En italien ancien, plusieurs locutions avec des valeurs métaphoriques et renvoyant au champ lexical du feu et du bois contiennent le verbe arrogere LEI, s.u. : arrogere legne alli suo’ danni (lit. « ajouter du bois aux dommages ») « accroître son damne », arrogere legna al fuoco (lit. « ajouter du bois sur le feu ») « accroître l’importance de quelque chose ». Il y a aussi la locution arrogere li scorni e le beffe al danno (lit. « ajouter un mauvais tour au dommage ») « rendre quelqu’un le dindon de la farce ». Ces locutions sont encore employées en italien moderne, mais avec d’autres verbes : aggiungere al danno la beffa (lit. « ajouter un mauvais tour au dommage ») « rendre quelqu’un le dindon de la farce », mettere legna sul fuoco (lit. « mettre / ajouter du bois sur le feu ») « mettre de l’huile sur le feu ».

Les formes de l’impératif arròge / arrògi sont lexicalisées et grammaticalisées en italien ancien comme adverbes au sens de « en outre, en plus ».

7.2. Les emprunts faits au latin par les langues anciennes et modernes

Lat. arrogāre est à l’origine de plusieurs emprunts par les langues romanes. It. arrogare, arrogarsi est attesté pour la première fois au XVIe siècle, selon le DEI, s.u., plus précisément en 1532, selon le DELI, s.u., dans le poème de Ariosto :

  • « Par che agli onor divini anco s’estenda, / e sia adorata da la gente sciocca, / e che le chiavi s’arroghi d’avere / del cielo e de l’abisso in suo potere » (Orlando furioso XXVI 33)
    « Il semble qu’étendue même aux honneurs divins, / elle soit adorée par la foule imbécile / et se targue d’avoir a sa discrétion / autant les clefs du ciel que celles de l’abîme. »

Il s’agit d’un mot savant signifiant « demander, exiger » ; il est surtout employé à la forme pronominale réfléchie arrogarsi « vouloir quelque chose pour soi-même, s’attribuer quelque chose sans en avoir pas le droit », comme le montre aussi l’exemple ci-dessus. C’est en fait sous la forme pronominale réfléchie que le verbe se trouve aussi attesté en français dans fr. s’arroger et en espagnol dans esp. arrogarse.

En français le verbe s’arroger est attesté depuis le XVe siècle, selon le DHLF, s.u.. En moyen-français il se trouve dans l’expression soi arroger de (+ infinitif) « se prévaloir de ». La construction transitive fr. s’arroger quelque chose, qui existe encore, signifie « s’attribuer quelque chose sans en avoir le droit » et se trouve accompagnée par des noms abstraits comme droit, prérogative, honneur, etc. Le DHLF, s.u. rappelle aussi l’existence d’un verbe fr. arroguer (attesté de la fin du XIVe s. jusqu’au XVIe s.) dont la valeur était « interpeller avec hauteur, agressivement ». Selon le DHLF, s.u. il s’agit probablement d’un sens apparu dans la langue du droit, et issue de certaines valeurs de l’adjectif lat. arrogans.
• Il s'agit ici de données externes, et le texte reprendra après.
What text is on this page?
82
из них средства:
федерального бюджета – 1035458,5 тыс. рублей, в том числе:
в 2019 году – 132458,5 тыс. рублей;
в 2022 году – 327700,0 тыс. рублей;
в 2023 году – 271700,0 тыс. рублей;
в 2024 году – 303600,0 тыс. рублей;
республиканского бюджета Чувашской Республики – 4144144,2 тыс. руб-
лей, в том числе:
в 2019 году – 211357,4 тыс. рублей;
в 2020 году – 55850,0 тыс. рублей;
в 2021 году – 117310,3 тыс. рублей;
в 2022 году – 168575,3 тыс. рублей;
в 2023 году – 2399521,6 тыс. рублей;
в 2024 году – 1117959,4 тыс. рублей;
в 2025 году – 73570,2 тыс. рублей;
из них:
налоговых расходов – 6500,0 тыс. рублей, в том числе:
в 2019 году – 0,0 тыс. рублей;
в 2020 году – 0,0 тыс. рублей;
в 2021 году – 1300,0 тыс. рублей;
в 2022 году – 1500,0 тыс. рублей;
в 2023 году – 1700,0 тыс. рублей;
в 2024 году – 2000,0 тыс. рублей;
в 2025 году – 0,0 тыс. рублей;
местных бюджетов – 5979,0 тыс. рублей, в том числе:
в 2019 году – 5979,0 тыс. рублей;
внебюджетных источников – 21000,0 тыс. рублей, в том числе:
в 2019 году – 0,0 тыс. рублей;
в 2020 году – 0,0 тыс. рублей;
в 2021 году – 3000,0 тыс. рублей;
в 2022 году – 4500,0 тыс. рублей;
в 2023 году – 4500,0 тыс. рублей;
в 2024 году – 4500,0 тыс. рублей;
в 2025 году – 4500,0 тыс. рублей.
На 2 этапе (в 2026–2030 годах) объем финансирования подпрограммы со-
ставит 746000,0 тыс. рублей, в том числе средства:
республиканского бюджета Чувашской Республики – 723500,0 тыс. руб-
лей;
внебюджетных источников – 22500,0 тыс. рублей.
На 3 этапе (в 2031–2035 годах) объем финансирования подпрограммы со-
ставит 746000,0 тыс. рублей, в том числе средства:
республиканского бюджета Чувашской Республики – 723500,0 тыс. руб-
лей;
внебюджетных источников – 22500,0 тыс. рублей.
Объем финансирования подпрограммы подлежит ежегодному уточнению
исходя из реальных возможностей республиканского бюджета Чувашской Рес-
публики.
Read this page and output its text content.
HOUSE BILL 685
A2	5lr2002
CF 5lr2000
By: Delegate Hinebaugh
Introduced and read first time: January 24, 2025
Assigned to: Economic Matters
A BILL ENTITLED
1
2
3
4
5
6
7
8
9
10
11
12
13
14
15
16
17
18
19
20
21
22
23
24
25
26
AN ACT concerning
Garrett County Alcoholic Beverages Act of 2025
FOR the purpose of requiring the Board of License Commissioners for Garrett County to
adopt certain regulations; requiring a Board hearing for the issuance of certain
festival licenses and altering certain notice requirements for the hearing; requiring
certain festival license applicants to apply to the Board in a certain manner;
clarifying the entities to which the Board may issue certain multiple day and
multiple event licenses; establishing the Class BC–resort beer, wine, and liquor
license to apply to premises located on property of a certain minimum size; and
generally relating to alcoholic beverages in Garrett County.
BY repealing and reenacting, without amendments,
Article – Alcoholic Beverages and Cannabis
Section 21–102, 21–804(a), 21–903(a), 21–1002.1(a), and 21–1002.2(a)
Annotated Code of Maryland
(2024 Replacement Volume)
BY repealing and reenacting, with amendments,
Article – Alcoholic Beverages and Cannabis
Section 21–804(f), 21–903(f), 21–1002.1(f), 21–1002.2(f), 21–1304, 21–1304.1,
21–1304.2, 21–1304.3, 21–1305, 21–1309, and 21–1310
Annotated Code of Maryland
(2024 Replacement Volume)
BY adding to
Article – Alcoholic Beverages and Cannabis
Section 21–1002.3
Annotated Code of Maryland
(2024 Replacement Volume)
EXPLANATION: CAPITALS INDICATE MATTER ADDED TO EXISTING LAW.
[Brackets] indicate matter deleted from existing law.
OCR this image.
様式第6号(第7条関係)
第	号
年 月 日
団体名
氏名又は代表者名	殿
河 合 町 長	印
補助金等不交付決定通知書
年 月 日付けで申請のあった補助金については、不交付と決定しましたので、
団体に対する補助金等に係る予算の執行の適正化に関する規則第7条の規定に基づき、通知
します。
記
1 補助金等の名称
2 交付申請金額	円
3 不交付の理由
A ce propos, on observe que le REW, s.u. mentionne aussi le cas de certains termes des dialectes italiens, comme le toscan rogare et l’émilien rugär, qui signifient « crier, menacer » et qui sont probablement à mettre en relation et à interpréter comme des rétro-formations de l’adjectif arrogante ou du nom arroganza.